Independent assessment of the welfare and economic contribution of Australian public libraries

I wasn't going to post about this report for a while as I know that ALIA want to do a bit of a splash about it, but I note that it has been picked up by (Australian Policy Online).  So now that it is out there I'm really keen to share with you the report entitled National Welfare & Economic Contributions of Public Libraries.

The report uses known research methods to measure the libraries' net contribution to community welfare and the economic activity induced by public library operations.

One of the key findings of the report is that for every $1 spent on public libraries $3 of benefit is derived by the community.  And as the annual spend on public libraries is just over $1Bn then the benefit is approximately $3Bn.  In terms of investment value, this is considered a sound investment by the community.

The company doing the work initially worked in Victoria and Queensland to develop their methodology and do some in-depth research including interviewing members of the public.  A few of us from other States, having seen the outcome asked ALIA if they were prepared to auspice turning this study into an national one. So for not a lot of money the company did some analysis of the performance statistics of all other States and Territories and used these figures to produce the report.

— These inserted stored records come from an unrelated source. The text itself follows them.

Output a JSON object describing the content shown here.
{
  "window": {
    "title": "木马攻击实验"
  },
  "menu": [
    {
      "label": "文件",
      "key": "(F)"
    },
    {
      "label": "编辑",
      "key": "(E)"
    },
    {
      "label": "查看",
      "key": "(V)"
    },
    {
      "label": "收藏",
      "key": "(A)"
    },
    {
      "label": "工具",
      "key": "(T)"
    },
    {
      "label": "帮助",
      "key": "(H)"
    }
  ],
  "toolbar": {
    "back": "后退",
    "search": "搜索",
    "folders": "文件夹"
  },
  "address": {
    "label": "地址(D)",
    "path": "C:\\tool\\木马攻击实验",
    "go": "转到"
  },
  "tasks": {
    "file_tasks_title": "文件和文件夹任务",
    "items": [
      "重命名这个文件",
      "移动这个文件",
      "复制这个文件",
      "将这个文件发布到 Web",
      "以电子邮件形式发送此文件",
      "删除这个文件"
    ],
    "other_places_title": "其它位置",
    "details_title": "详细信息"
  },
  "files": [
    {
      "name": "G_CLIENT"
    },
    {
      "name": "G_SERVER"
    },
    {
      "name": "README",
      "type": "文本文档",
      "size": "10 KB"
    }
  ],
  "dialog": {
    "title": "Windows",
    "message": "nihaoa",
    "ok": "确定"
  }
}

They did not replicate all of the work done in Victoria or Queensland, as this would have been considerably more expensive.  However for the purposes of getting some high level information I believe that the report is invaluable.

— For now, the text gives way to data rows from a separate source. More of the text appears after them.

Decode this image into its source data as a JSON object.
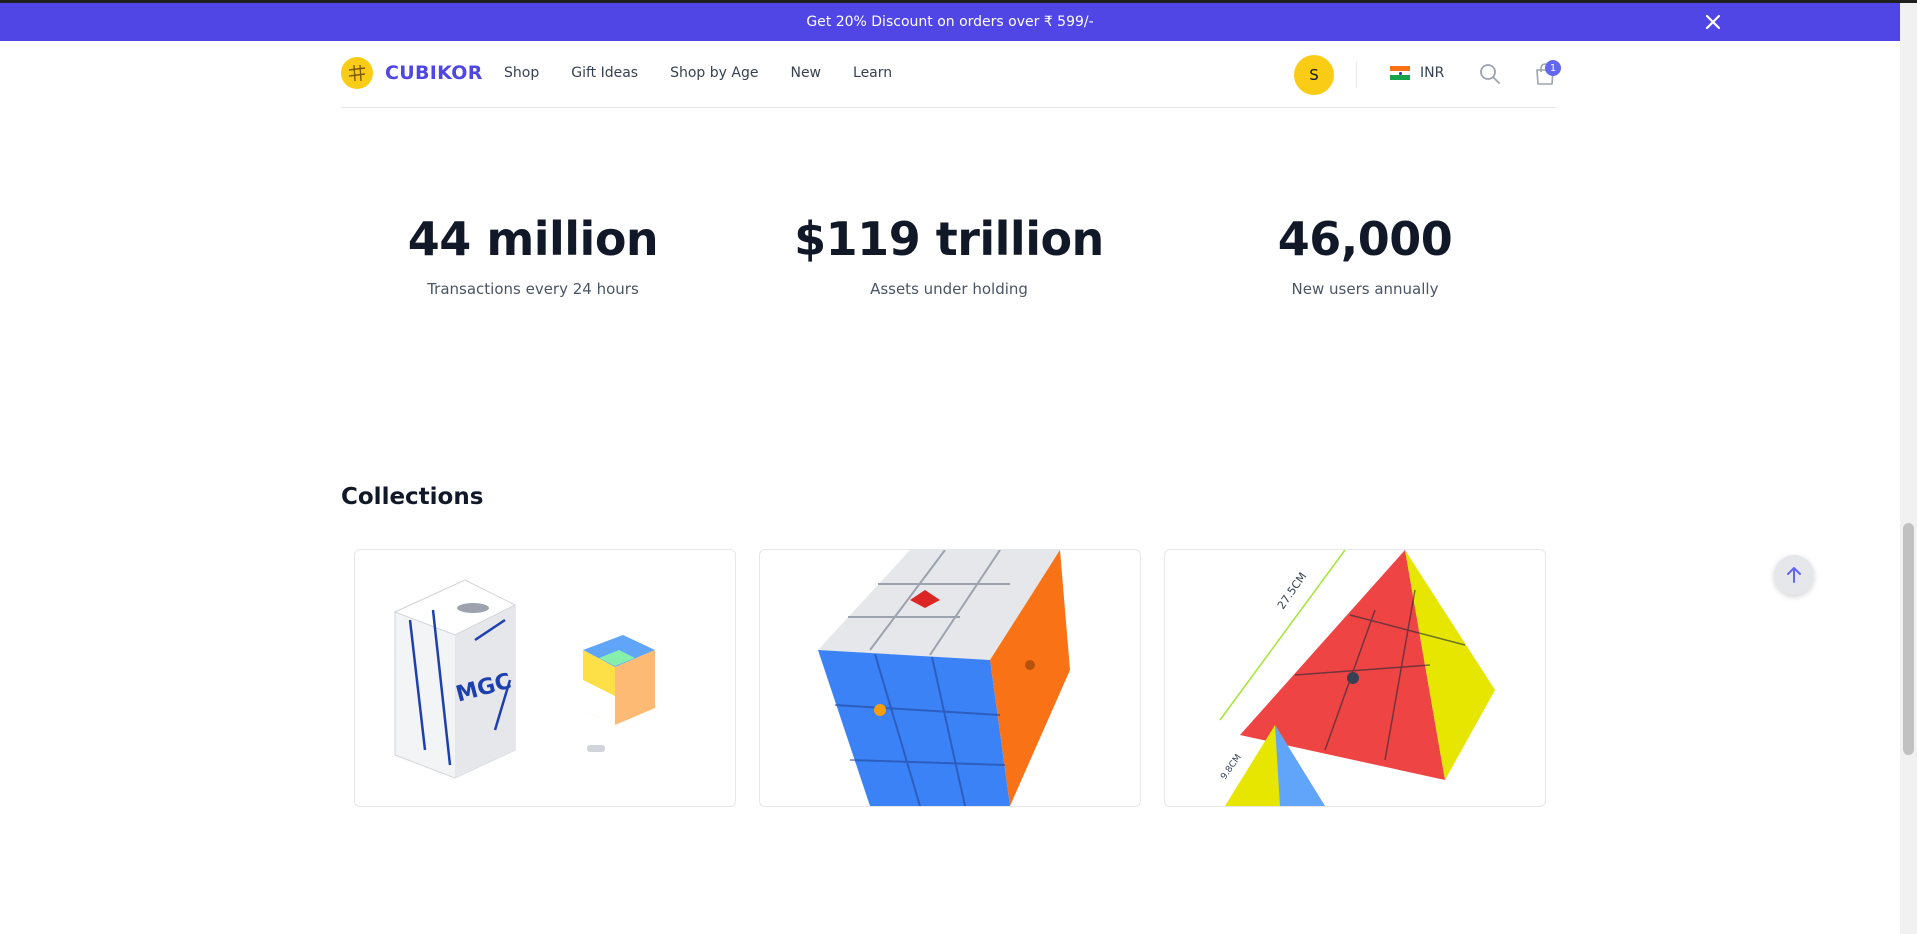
{
  "banner": {
    "text": "Get 20% Discount on orders over ₹ 599/-"
  },
  "header": {
    "brand": "CUBIKOR",
    "nav": [
      "Shop",
      "Gift Ideas",
      "Shop by Age",
      "New",
      "Learn"
    ],
    "avatar_initial": "S",
    "currency": "INR",
    "cart_count": "1"
  },
  "stats": [
    {
      "value": "44 million",
      "label": "Transactions every 24 hours"
    },
    {
      "value": "$119 trillion",
      "label": "Assets under holding"
    },
    {
      "value": "46,000",
      "label": "New users annually"
    }
  ],
  "collections": {
    "title": "Collections",
    "cards": [
      {
        "icon": "mgc-2x2-cube-with-box"
      },
      {
        "icon": "3x3-speed-cube"
      },
      {
        "icon": "pyraminx-puzzle"
      }
    ]
  },
  "colors": {
    "accent": "#4f46e5",
    "brand_yellow": "#facc15",
    "text": "#111827"
  }
}
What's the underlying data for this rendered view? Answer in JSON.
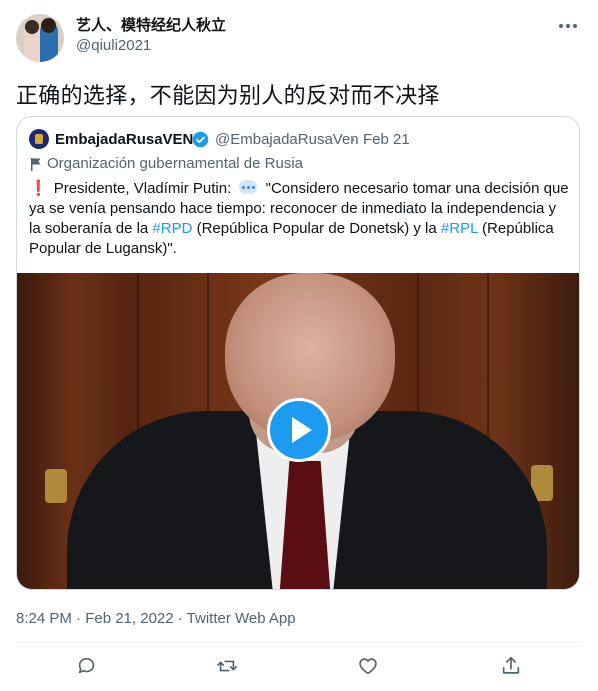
{
  "author": {
    "name": "艺人、模特经纪人秋立",
    "handle": "@qiuli2021"
  },
  "tweet": {
    "text": "正确的选择，不能因为别人的反对而不决择"
  },
  "quoted": {
    "name": "EmbajadaRusaVEN",
    "handle": "@EmbajadaRusaVen",
    "dot": "·",
    "date": "Feb 21",
    "label": "Organización gubernamental de Rusia",
    "intro": "Presidente, Vladímir Putin:",
    "text_a": " \"Considero necesario tomar una decisión que ya se venía pensando hace tiempo: reconocer de inmediato la independencia y la soberanía de la ",
    "hashtag1": "#RPD",
    "text_b": " (República Popular de Donetsk) y la ",
    "hashtag2": "#RPL",
    "text_c": " (República Popular de Lugansk)\"."
  },
  "meta": {
    "timestamp": "8:24 PM · Feb 21, 2022 · Twitter Web App"
  },
  "icons": [
    "more-icon",
    "verified-icon",
    "flag-icon",
    "play-icon",
    "reply-icon",
    "retweet-icon",
    "like-icon",
    "share-icon"
  ],
  "colors": {
    "accent": "#1d9bf0",
    "secondary_text": "#536471",
    "border": "#cfd9de"
  }
}
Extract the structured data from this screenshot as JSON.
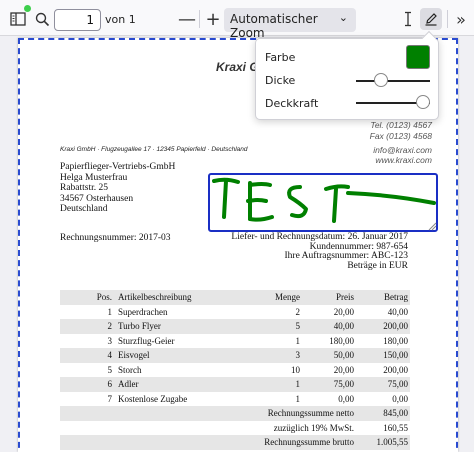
{
  "toolbar": {
    "page_number": "1",
    "page_of": "von 1",
    "zoom_label": "Automatischer Zoom"
  },
  "document": {
    "company_title": "Kraxi G",
    "contact": {
      "tel": "Tel. (0123) 4567",
      "fax": "Fax (0123) 4568",
      "email": "info@kraxi.com",
      "web": "www.kraxi.com"
    },
    "sender_line": "Kraxi GmbH · Flugzeugallee 17 · 12345 Papierfeld · Deutschland",
    "recipient": [
      "Papierflieger-Vertriebs-GmbH",
      "Helga Musterfrau",
      "Rabattstr. 25",
      "34567 Osterhausen",
      "Deutschland"
    ],
    "invoice_number": "Rechnungsnummer: 2017-03",
    "meta": [
      "Liefer- und Rechnungsdatum: 26. Januar 2017",
      "Kundennummer: 987-654",
      "Ihre Auftragsnummer: ABC-123",
      "Beträge in EUR"
    ],
    "annotation_text": "TEST",
    "table": {
      "headers": [
        "Pos.",
        "Artikelbeschreibung",
        "Menge",
        "Preis",
        "Betrag"
      ],
      "rows": [
        [
          "1",
          "Superdrachen",
          "2",
          "20,00",
          "40,00"
        ],
        [
          "2",
          "Turbo Flyer",
          "5",
          "40,00",
          "200,00"
        ],
        [
          "3",
          "Sturzflug-Geier",
          "1",
          "180,00",
          "180,00"
        ],
        [
          "4",
          "Eisvogel",
          "3",
          "50,00",
          "150,00"
        ],
        [
          "5",
          "Storch",
          "10",
          "20,00",
          "200,00"
        ],
        [
          "6",
          "Adler",
          "1",
          "75,00",
          "75,00"
        ],
        [
          "7",
          "Kostenlose Zugabe",
          "1",
          "0,00",
          "0,00"
        ]
      ],
      "totals": [
        {
          "label": "Rechnungssumme netto",
          "value": "845,00"
        },
        {
          "label": "zuzüglich 19% MwSt.",
          "value": "160,55"
        },
        {
          "label": "Rechnungssumme brutto",
          "value": "1.005,55"
        }
      ]
    }
  },
  "popover": {
    "color_label": "Farbe",
    "thickness_label": "Dicke",
    "opacity_label": "Deckkraft",
    "color_value": "#008000",
    "thickness_fraction": 0.3,
    "opacity_fraction": 1.0
  },
  "icons": {
    "sidebar": "sidebar-toggle-icon",
    "search": "search-icon",
    "zoom_out": "minus-icon",
    "zoom_in": "plus-icon",
    "dropdown": "chevron-down-icon",
    "text": "text-cursor-icon",
    "draw": "pencil-icon",
    "more": "double-chevron-right-icon"
  },
  "colors": {
    "ink": "#008000",
    "selection_border": "#1a2fc4",
    "page_border": "#2a4bd0"
  }
}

It is short, easily readable & very useful to quote to decision makers etc.  It can be found on the ALIA website here.

Geoff Strempel
A/Associate Director
State Library Services

1 comment:

  1. Hi Geoff,
    This is fantastic! I'm doing an investigation into the value of public libraries and the timing of this report couldn't be more perfect.
    I had a look at the QLD and NSW reports but couldn't really extrapolate how the results would compare to the rest of Australa.
    So thank you for putting this post up early.